On the other end of the scale, however, being underweight in the 40-55 age bracket was associated with a higher risk, the researchers found.

While admitting they were "surprised" by the potential protective effect of obesity, the team cautioned against jumping to conclusions.

The reasons for the observed association were not known, they wrote in the journal The Lancet Diabetes & Endocrinology.

"The message that people shouldn't take away is that it's OK to be overweight or obese," study co-author Nawab Qizilbash of the OXON Epidemiology research company told AFP by telephone from Madrid.

"We do know... that if you are overweight or obese you have a high risk of (early) death, so it is not clear that the net benefit on dementia would be positive.

"In other words, even if there were to be protective effects on dementia from being overweight or obese, you may not live long enough to get the benefit of it."

But the widely-held belief that reducing obesity in middle age could help prevent dementia may also be ill-founded, said the team, and required a rethink of how we identify high-risk individuals.

The researchers combed a British database of patient information recorded from 1992 to 2007, representing some nine percent of the UK population.

In what they claimed was the largest-ever study of any link between bodyweight and dementia risk, the team analysed the medical records of nearly two million 40-plussers.

They compared the patients' BMI (body weight index, a ratio of weight to height) to how many developed dementia later on.

A BMI of 25 and higher is classified overweight, and 30 and over obese. Anything less than 18.5 is generally considered underweight, though for this study the researchers set the bar at 20.

Over two decades, the researchers found, "the incidence of dementia continued to fall for every increasing BMI category with very obese people (a BMI over 40) having a 29 percent lower dementia risk than people of a healthy weight."

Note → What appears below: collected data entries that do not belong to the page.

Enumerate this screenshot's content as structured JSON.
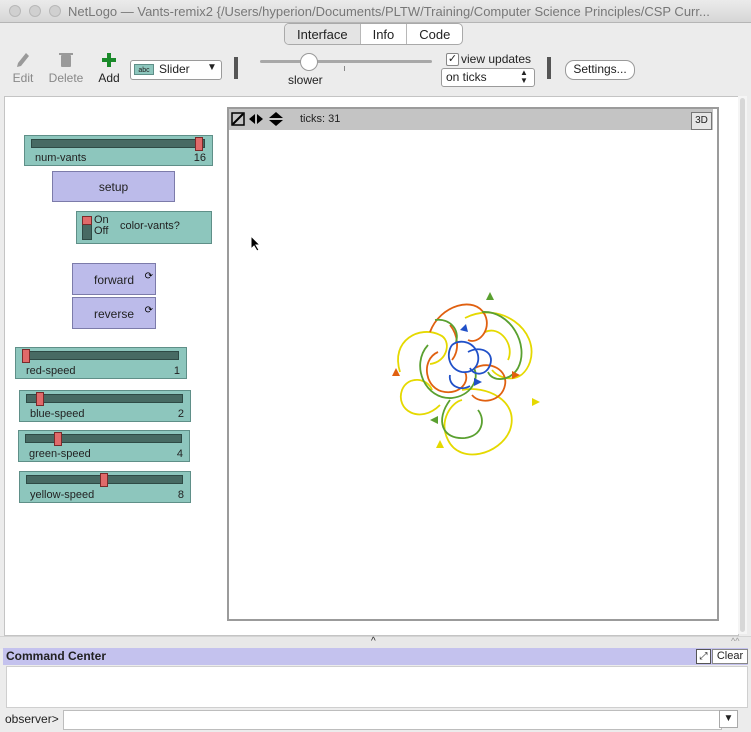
{
  "window": {
    "title": "NetLogo — Vants-remix2 {/Users/hyperion/Documents/PLTW/Training/Computer Science Principles/CSP Curr..."
  },
  "tabs": [
    {
      "label": "Interface"
    },
    {
      "label": "Info"
    },
    {
      "label": "Code"
    }
  ],
  "toolbar": {
    "edit_label": "Edit",
    "delete_label": "Delete",
    "add_label": "Add",
    "widget_type": "Slider",
    "widget_type_icon": "abc",
    "speed_label": "slower",
    "speed_value": 0.28,
    "view_updates_label": "view updates",
    "view_updates_checked": true,
    "checkmark": "✓",
    "update_mode": "on ticks",
    "settings_label": "Settings..."
  },
  "widgets": {
    "num_vants": {
      "label": "num-vants",
      "value": "16",
      "fraction": 1.0
    },
    "setup": {
      "label": "setup"
    },
    "color_vants": {
      "label": "color-vants?",
      "on": "On",
      "off": "Off"
    },
    "forward": {
      "label": "forward"
    },
    "reverse": {
      "label": "reverse"
    },
    "red_speed": {
      "label": "red-speed",
      "value": "1",
      "fraction": 0.0
    },
    "blue_speed": {
      "label": "blue-speed",
      "value": "2",
      "fraction": 0.07
    },
    "green_speed": {
      "label": "green-speed",
      "value": "4",
      "fraction": 0.2
    },
    "yellow_speed": {
      "label": "yellow-speed",
      "value": "8",
      "fraction": 0.5
    }
  },
  "view": {
    "ticks_label": "ticks: 31",
    "btn_3d": "3D",
    "trail_colors": [
      "#e5d900",
      "#e06010",
      "#5aa030",
      "#2050c8"
    ]
  },
  "command_center": {
    "title": "Command Center",
    "clear_label": "Clear",
    "observer_label": "observer>",
    "input_value": ""
  }
}
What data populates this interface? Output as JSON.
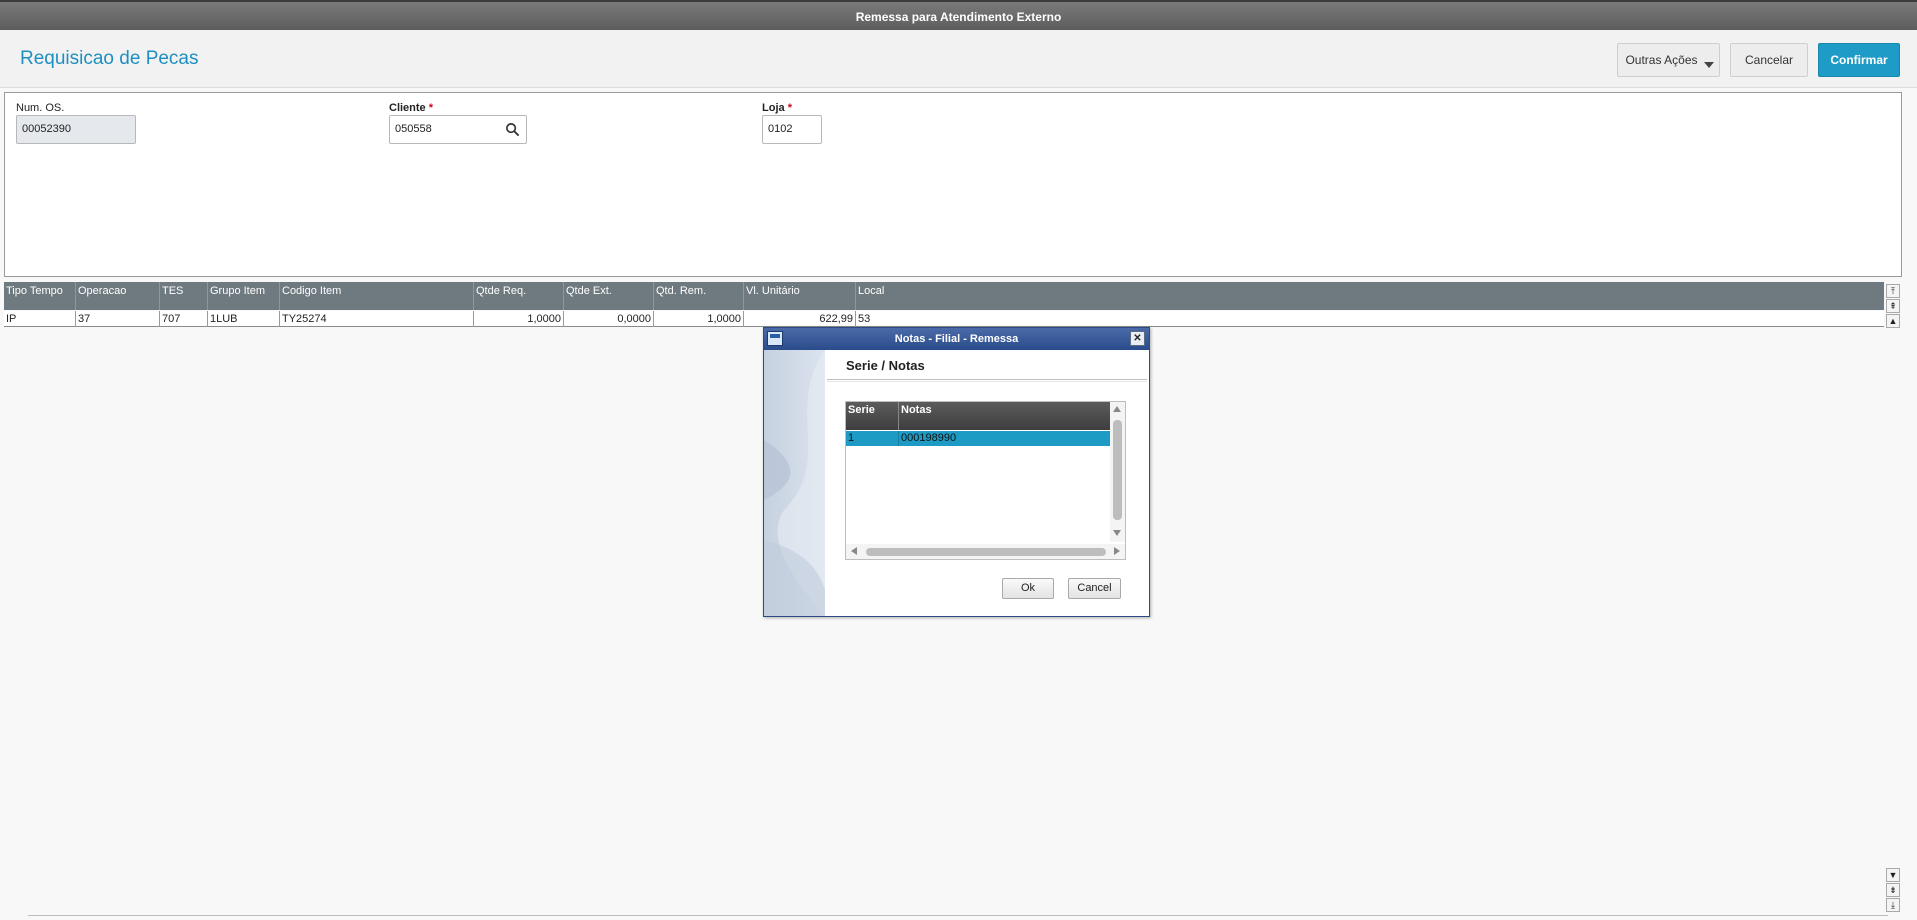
{
  "window": {
    "title": "Remessa para Atendimento Externo"
  },
  "header": {
    "page_title": "Requisicao de Pecas",
    "btn_outras": "Outras Ações",
    "btn_cancelar": "Cancelar",
    "btn_confirmar": "Confirmar"
  },
  "form": {
    "num_os": {
      "label": "Num. OS.",
      "value": "00052390"
    },
    "cliente": {
      "label": "Cliente",
      "required_mark": "*",
      "value": "050558"
    },
    "loja": {
      "label": "Loja",
      "required_mark": "*",
      "value": "0102"
    }
  },
  "grid": {
    "columns": [
      "Tipo Tempo",
      "Operacao",
      "TES",
      "Grupo Item",
      "Codigo Item",
      "Qtde Req.",
      "Qtde Ext.",
      "Qtd. Rem.",
      "Vl. Unitário",
      "Local"
    ],
    "rows": [
      [
        "IP",
        "37",
        "707",
        "1LUB",
        "TY25274",
        "1,0000",
        "0,0000",
        "1,0000",
        "622,99",
        "53"
      ]
    ]
  },
  "dialog": {
    "title": "Notas - Filial  - Remessa",
    "heading": "Serie / Notas",
    "columns": [
      "Serie",
      "Notas"
    ],
    "rows": [
      [
        "1",
        "000198990"
      ]
    ],
    "btn_ok": "Ok",
    "btn_cancel": "Cancel"
  },
  "icons": {
    "search": "search-icon",
    "close": "close-icon",
    "dropdown": "chevron-down-icon"
  },
  "colors": {
    "accent": "#1e9cc7",
    "title_blue": "#1e8fc1",
    "grid_header": "#6f7a80",
    "selected_row": "#1e9bc4"
  }
}
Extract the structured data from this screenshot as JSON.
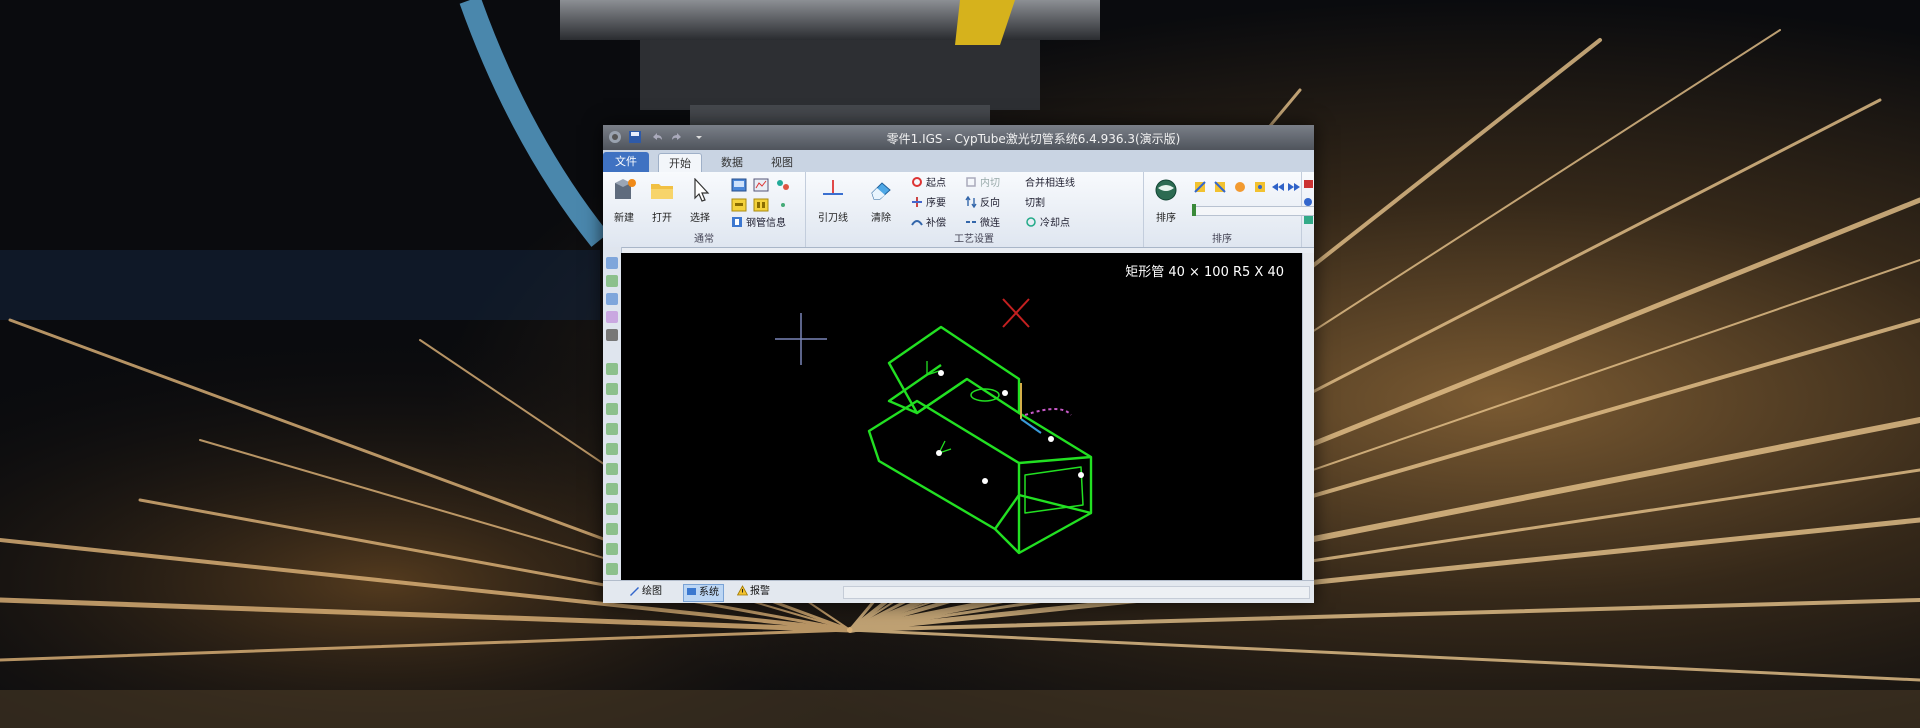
{
  "window": {
    "title": "零件1.IGS - CypTube激光切管系统6.4.936.3(演示版)"
  },
  "tabs": [
    {
      "id": "file",
      "label": "文件"
    },
    {
      "id": "start",
      "label": "开始"
    },
    {
      "id": "data",
      "label": "数据"
    },
    {
      "id": "view",
      "label": "视图"
    }
  ],
  "ribbon": {
    "groups": {
      "browse": {
        "label": "通常"
      },
      "process": {
        "label": "工艺设置"
      },
      "sort": {
        "label": "排序"
      }
    },
    "buttons": {
      "new": "新建",
      "open": "打开",
      "select": "选择",
      "pipe_info": "钢管信息",
      "lead_line": "引刀线",
      "clear": "清除",
      "start_point": "起点",
      "inner": "内切",
      "order": "序要",
      "reverse": "反向",
      "compensate": "补偿",
      "micro_joint": "微连",
      "merge_common": "合并相连线",
      "cut": "切割",
      "cool_point": "冷却点",
      "sort_btn": "排序"
    }
  },
  "canvas": {
    "label": "矩形管 40 × 100 R5 X 40"
  },
  "bottom_tabs": [
    {
      "id": "drawing",
      "label": "绘图"
    },
    {
      "id": "system",
      "label": "系统"
    },
    {
      "id": "alarm",
      "label": "报警"
    }
  ],
  "colors": {
    "part_outline": "#22e022",
    "canvas_bg": "#000000",
    "ribbon_accent": "#3f72c2"
  }
}
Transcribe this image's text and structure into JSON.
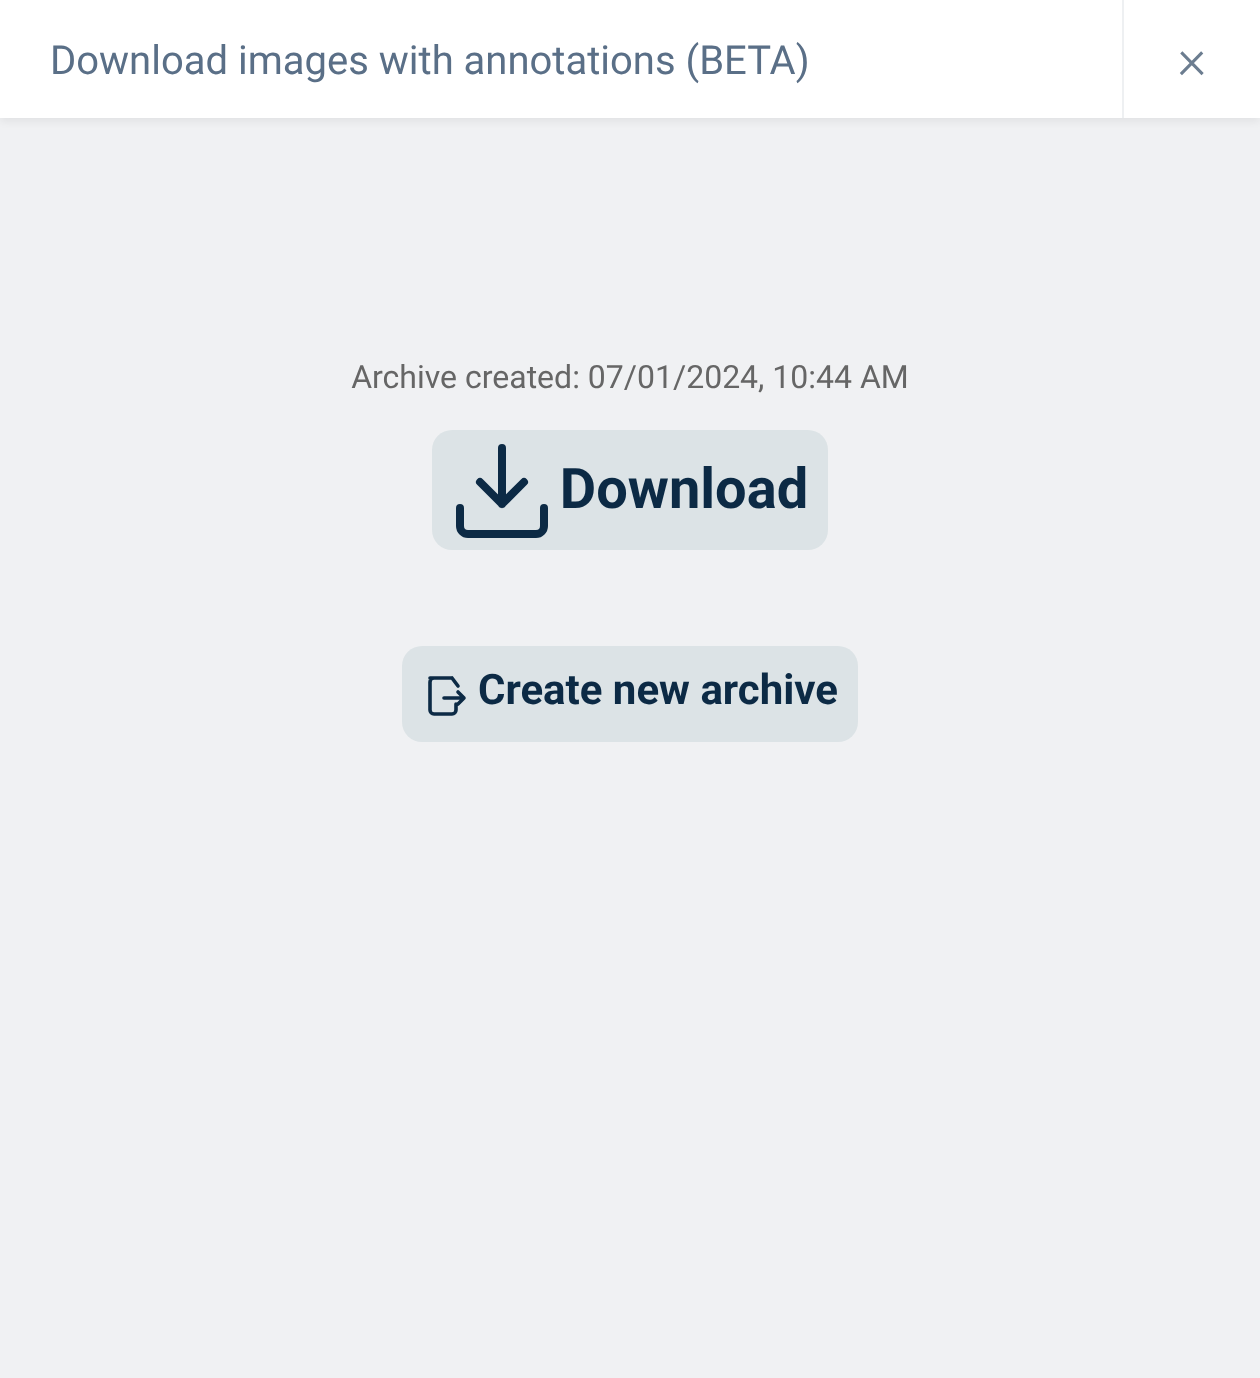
{
  "dialog": {
    "title": "Download images with annotations (BETA)",
    "close": "×"
  },
  "archive_info": "Archive created: 07/01/2024, 10:44 AM",
  "buttons": [
    {
      "kind": "download",
      "label": "Download"
    },
    {
      "kind": "create",
      "label": "Create new archive"
    }
  ]
}
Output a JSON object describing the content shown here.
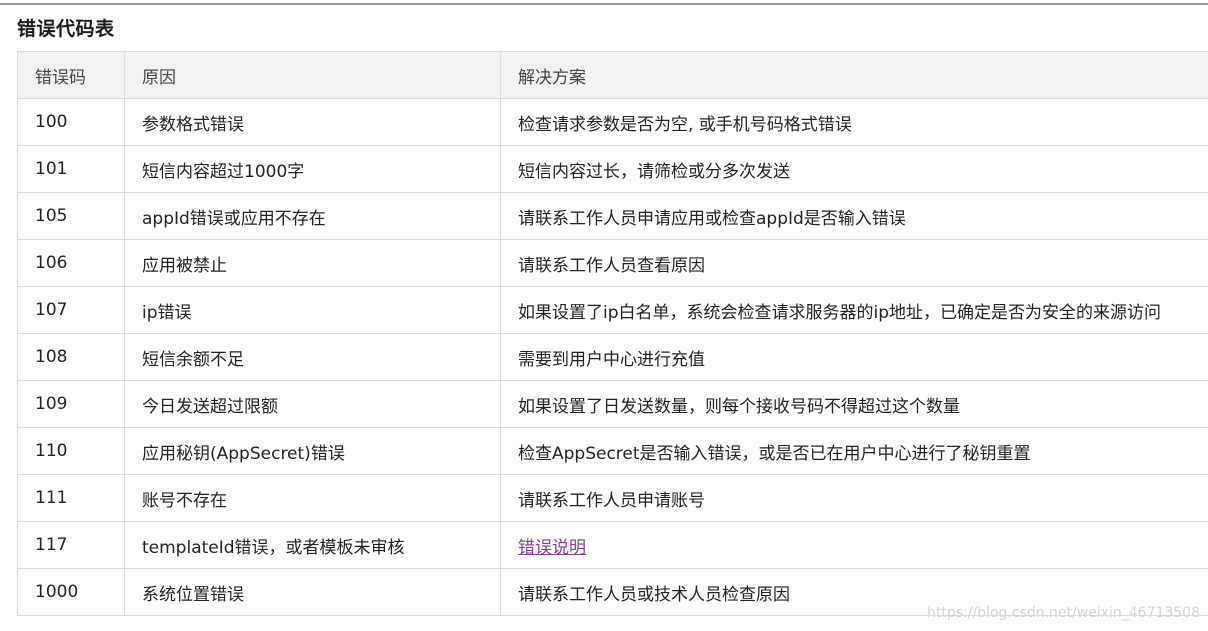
{
  "section_title": "错误代码表",
  "headers": [
    "错误码",
    "原因",
    "解决方案"
  ],
  "rows": [
    {
      "code": "100",
      "reason": "参数格式错误",
      "solution": "检查请求参数是否为空, 或手机号码格式错误"
    },
    {
      "code": "101",
      "reason": "短信内容超过1000字",
      "solution": "短信内容过长，请筛检或分多次发送"
    },
    {
      "code": "105",
      "reason": "appId错误或应用不存在",
      "solution": "请联系工作人员申请应用或检查appId是否输入错误"
    },
    {
      "code": "106",
      "reason": "应用被禁止",
      "solution": "请联系工作人员查看原因"
    },
    {
      "code": "107",
      "reason": "ip错误",
      "solution": "如果设置了ip白名单，系统会检查请求服务器的ip地址，已确定是否为安全的来源访问"
    },
    {
      "code": "108",
      "reason": "短信余额不足",
      "solution": "需要到用户中心进行充值"
    },
    {
      "code": "109",
      "reason": "今日发送超过限额",
      "solution": "如果设置了日发送数量，则每个接收号码不得超过这个数量"
    },
    {
      "code": "110",
      "reason": "应用秘钥(AppSecret)错误",
      "solution": "检查AppSecret是否输入错误，或是否已在用户中心进行了秘钥重置"
    },
    {
      "code": "111",
      "reason": "账号不存在",
      "solution": "请联系工作人员申请账号"
    },
    {
      "code": "117",
      "reason": "templateId错误，或者模板未审核",
      "solution": "错误说明",
      "solution_is_link": true
    },
    {
      "code": "1000",
      "reason": "系统位置错误",
      "solution": "请联系工作人员或技术人员检查原因"
    }
  ],
  "watermark": "https://blog.csdn.net/weixin_46713508"
}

Just over 45,500 of the total study group developed dementia.

"Compared with people of a healthy weight, underweight people (BMI under 20) had a 34 percent higher risk of dementia," added the authors.

The underweight category is a wide one, ranging from lean to skeletal, said Qizilbash, who described the increased risk as "significant".

 

   'We were surprised' 

 

Numerous other studies, including one carried by The Lancet Neurology in July 2014, have linked obesity to a higher risk for Alzheimer's Disease and other forms of dementia.

But Qizilbash said most were "fairly small and statistically unreliable".

"We were surprised about the findings. Because most of them, not unanimously but the majority of previous studies, have tended to indicate that people who are overweight or obese in middle age have an increased risk of dementia in older age."

Further research was needed to confirm the link and find an explanation for it, the researcher added.

"There are some potential contenders, particularly in terms of the role that nutrients may play," he said.

The team hoped their results would aid in the search for "protective factors" with a view to new treatments.

Alzheimer's Disease International (ADI) projects the number of people with dementia will rise from 35.6 million in 2010 to 65.7 million by 2030 and 115.4 million by 2050.

Obesity, too, is soaring, having more than doubled worldwide since 1980. By 2014, more than 1.9 billion adults were overweight, of whom 600 million were obese, according to the World Health Organization.

In a comment also carried by The Lancet, neurology professor Deborah Gustafson said the findings should be interpreted "with care".

"The report by Qizilbash and colleagues is not the final word on this controversial topic," she wrote.